2 Etant donné que l’article 123, paragraphe (1), de la loi modifiée du 29 août 2008 sur la libre circulation des personnes et l’immigration, ci-après désignée par « la loi du 29 août 2008 », institue un recours de pleine juridiction contre une décision de rétention administrative, le tribunal est compétent pour connaître du recours en réformation introduit en l’espèce, qui est encore recevable pour avoir été introduit dans les formes et délai prévus par la loi.

A l’appui de son recours et après avoir exposé les faits et rétroactes gisant à la base de l’arrêté ministériel déféré, le demandeur invoque de prime abord une violation du principe de proportionnalité en ce que la mesure de placement et les moyens utilisés pour y parvenir seraient disproportionnés par rapport au but poursuivi.

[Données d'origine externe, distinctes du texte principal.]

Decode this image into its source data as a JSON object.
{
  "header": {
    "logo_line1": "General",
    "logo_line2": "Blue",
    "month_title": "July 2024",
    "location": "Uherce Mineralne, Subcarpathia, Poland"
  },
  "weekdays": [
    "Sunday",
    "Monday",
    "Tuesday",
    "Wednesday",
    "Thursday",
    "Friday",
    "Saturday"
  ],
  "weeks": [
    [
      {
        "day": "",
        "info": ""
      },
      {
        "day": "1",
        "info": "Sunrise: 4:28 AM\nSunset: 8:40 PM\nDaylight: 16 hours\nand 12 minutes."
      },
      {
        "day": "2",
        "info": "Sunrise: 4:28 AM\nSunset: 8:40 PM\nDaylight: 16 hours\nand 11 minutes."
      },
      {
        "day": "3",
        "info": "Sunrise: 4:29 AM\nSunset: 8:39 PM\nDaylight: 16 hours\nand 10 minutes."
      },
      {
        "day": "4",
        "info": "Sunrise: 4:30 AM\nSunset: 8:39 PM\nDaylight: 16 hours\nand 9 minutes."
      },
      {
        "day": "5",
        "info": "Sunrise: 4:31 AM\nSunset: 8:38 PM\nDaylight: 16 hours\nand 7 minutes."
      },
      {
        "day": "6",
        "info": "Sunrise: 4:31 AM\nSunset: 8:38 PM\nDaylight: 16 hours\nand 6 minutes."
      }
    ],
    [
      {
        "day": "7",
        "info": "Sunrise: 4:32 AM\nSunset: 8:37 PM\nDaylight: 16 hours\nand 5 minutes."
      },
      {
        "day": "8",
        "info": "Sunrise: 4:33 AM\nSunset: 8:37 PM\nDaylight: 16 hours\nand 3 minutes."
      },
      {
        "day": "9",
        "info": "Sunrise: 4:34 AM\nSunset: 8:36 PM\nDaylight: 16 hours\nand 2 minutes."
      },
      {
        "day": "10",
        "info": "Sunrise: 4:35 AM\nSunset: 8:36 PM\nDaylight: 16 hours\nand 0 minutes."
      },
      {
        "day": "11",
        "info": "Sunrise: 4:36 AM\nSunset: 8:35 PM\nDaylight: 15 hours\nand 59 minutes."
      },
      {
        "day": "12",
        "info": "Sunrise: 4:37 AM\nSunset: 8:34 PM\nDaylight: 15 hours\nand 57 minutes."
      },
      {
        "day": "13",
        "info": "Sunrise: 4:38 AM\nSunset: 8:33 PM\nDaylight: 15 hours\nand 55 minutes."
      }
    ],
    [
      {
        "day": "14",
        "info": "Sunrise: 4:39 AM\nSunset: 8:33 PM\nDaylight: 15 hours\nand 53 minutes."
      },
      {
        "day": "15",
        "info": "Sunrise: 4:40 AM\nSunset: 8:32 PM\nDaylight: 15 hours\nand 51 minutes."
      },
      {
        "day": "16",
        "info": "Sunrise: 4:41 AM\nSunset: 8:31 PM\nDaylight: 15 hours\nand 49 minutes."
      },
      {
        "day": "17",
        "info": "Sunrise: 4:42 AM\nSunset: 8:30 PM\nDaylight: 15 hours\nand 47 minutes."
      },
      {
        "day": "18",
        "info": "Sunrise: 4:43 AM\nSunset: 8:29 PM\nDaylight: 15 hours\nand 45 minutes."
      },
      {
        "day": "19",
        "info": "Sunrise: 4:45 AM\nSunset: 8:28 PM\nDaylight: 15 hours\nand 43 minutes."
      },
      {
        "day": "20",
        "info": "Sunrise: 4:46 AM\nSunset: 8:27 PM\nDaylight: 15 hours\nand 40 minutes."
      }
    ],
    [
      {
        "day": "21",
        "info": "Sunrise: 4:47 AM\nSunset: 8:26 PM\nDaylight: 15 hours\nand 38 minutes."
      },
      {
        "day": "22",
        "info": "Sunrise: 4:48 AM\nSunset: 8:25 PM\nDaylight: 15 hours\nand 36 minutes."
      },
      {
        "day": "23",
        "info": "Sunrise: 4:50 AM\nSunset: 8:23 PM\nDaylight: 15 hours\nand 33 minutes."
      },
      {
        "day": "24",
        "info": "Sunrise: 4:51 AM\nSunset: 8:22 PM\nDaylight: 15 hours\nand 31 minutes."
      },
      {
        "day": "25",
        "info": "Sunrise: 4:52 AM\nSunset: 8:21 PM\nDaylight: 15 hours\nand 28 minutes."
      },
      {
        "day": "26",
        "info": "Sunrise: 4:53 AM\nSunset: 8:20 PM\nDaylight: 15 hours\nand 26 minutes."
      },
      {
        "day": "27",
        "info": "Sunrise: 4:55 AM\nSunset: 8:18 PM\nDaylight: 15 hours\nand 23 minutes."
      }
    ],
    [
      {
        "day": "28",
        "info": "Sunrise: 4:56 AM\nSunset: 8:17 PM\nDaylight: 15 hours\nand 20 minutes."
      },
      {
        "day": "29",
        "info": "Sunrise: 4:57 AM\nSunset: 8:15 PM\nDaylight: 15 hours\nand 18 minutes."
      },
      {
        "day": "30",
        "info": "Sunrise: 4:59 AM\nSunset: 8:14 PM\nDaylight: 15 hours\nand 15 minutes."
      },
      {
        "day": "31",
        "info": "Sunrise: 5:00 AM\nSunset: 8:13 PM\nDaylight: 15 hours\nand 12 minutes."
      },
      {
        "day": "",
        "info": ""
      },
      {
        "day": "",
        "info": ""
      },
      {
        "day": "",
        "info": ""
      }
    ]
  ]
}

Il précise, ensuite, que le fait d’être retenu au Centre de rétention depuis le 25 septembre 2018 serait largement démesuré au vu l’acceptation de reprise en charge des autorités suédoises du 28 septembre 2018.

Le demandeur reproche, enfin, à l’autorité ministérielle de ne pas avoir satisfait à l’exigence prévue par la loi d’entreprendre « toutes les démarches nécessaires en vue d’assurer que la mesure d’éloignement puisse être exécutée sans retard, dans les délais les plus brefs », de sorte que les conditions légales pour son maintien au Centre de rétention ne seraient pas remplies en l’espèce, ce d’autant plus que les autorités suédoises auraient marqué leur accord de le reprendre en charge.

Le délégué du gouvernement conclut au rejet du recours pour ne pas être fondé.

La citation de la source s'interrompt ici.